Saturday, February 20, 2010
Chapter 7: No Hay Agua
The next day I finally got to meet Ada, who took me back out to Apatuli to hand out backpacks and uniforms to the kids from Sonya’s project. My job was to shoot photos of all the kids in their new outfits and once everyone had had their picture taken we headed back into town.
That same morning the water had run out at the house. Everyone else on the street had been out of water for several weeks already, but Christa’s house had a cistern which kept them going a little longer. With the introduction of the water hungry tourist it probably ran out faster than they had expected. Chaos ensued that day as kids and laundry both had to be taken down to the grandparents for washing. Water in four big rusty barrels had to be trucked up the hill in a rusty truck and transferred into four rusty barrels at the house. The people in the back of the truck got soaked as we rounded corners and bounced along the rocky road. The dog decided to take a dip in one of the barrels and had to be chased out. The whole situation was very “divertida” in the words of Christa.
That evening feeling covered in dust and sweat from my excursion to Apatule the only thing I could think about was when my next shower would take place. And in fact it took place that night with a bucket full of barrel water that I hoped came out of a different barrel than the one the dog had jumped into for a quick cool down earlier that day. We finished off the very diverting day with the bottle of Flor de Cana, (Nicargua's awesomest Rum) that I bought in my first week in Nicaragua. I shared the bottle with Christa and a friend of hers that was visiting from out of town. Christa very responsibly kept our glasses full of rum and coke until the bottle was empty and as my linguistic inhibitions were knocked down everyone had a grand time making fun of my spanish mistakes - some of which turned out to be very disastrous and thus all the more entertaining - it is amazing how many lude comments can flow out of you when you don't really know what you are saying.
The next day was supposed to be an excursion to el Canyon del Somoto, however for one reason or another we never got out the door – so I spent the day working and writing and wandering a bit in town. I endured the bucket shower for two more days before I succumbed to hitting up the local gringo hotel to see if they would let me pay to use their shower – but unfortunately they had no water either – that day the whole town had no water and no power until later in the evening. So I returned home hot and and dusty still craving that feeling that only fresh running water over head can bring.
Finally, the family broke down and called the bomberros (firemen) to come and fill the cistern. So by mid day the big red water wielding truck arrived outside the house and filled the cistern and every barrel and bucket they could. “Que Divertida” Christa said to me with a laugh as the firemen got to work.

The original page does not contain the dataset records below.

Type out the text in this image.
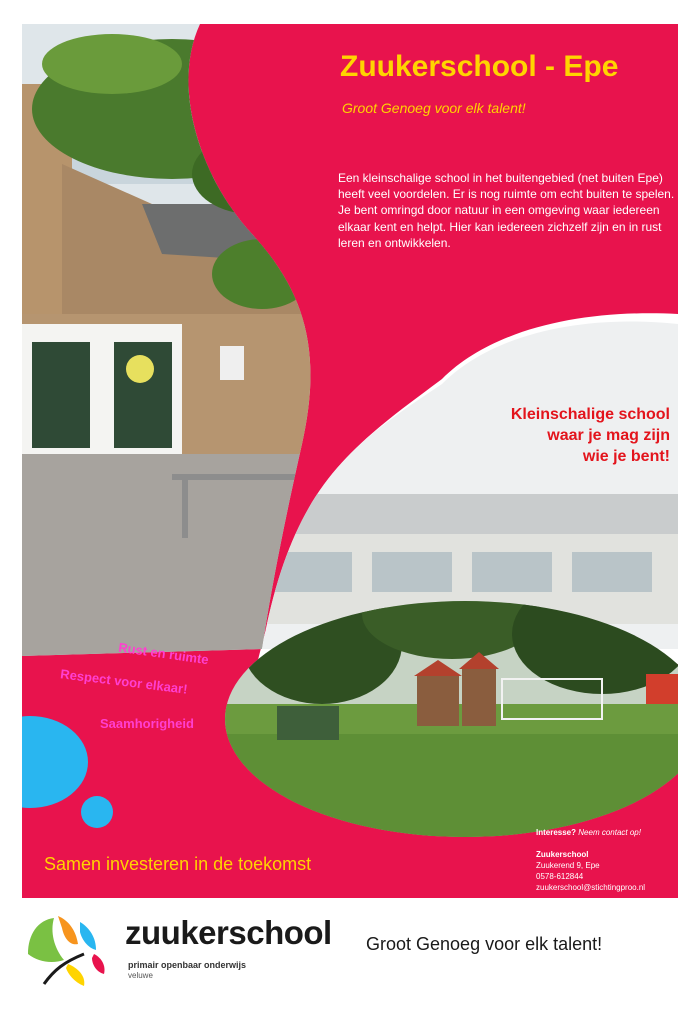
Zuukerschool - Epe
Groot Genoeg voor elk talent!
Een kleinschalige school in het buitengebied (net buiten Epe) heeft veel voordelen. Er is nog ruimte om echt buiten te spelen. Je bent omringd door natuur in een omgeving waar iedereen elkaar kent en helpt. Hier kan iedereen zichzelf zijn en in rust leren en ontwikkelen.
Kleinschalige school
waar je mag zijn
wie je bent!
Rust en ruimte
Respect voor elkaar!
Saamhorigheid
Samen investeren in de toekomst
Interesse? Neem contact op!
Zuukerschool
Zuukerend 9, Epe
0578-612844
zuukerschool@stichtingproo.nl
zuukerschool
primair openbaar onderwijs
veluwe
Groot Genoeg voor elk talent!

I asked how long this water would last – and they assured me that I needn’t worry because it would certainly outlast my visit. (As it turned out it did run out again on the last day of my visit - much to their chagrin I’m sure, as it cost them a small fortune to fill it in the first place –though they didn’t say a word about it. I had definitely been a conservative water user after the first catastrophe – but I did feel a bit guilty for my role in the rundown of the cistern and I wondered if they would refill again or wait for the city to turn the water back on.)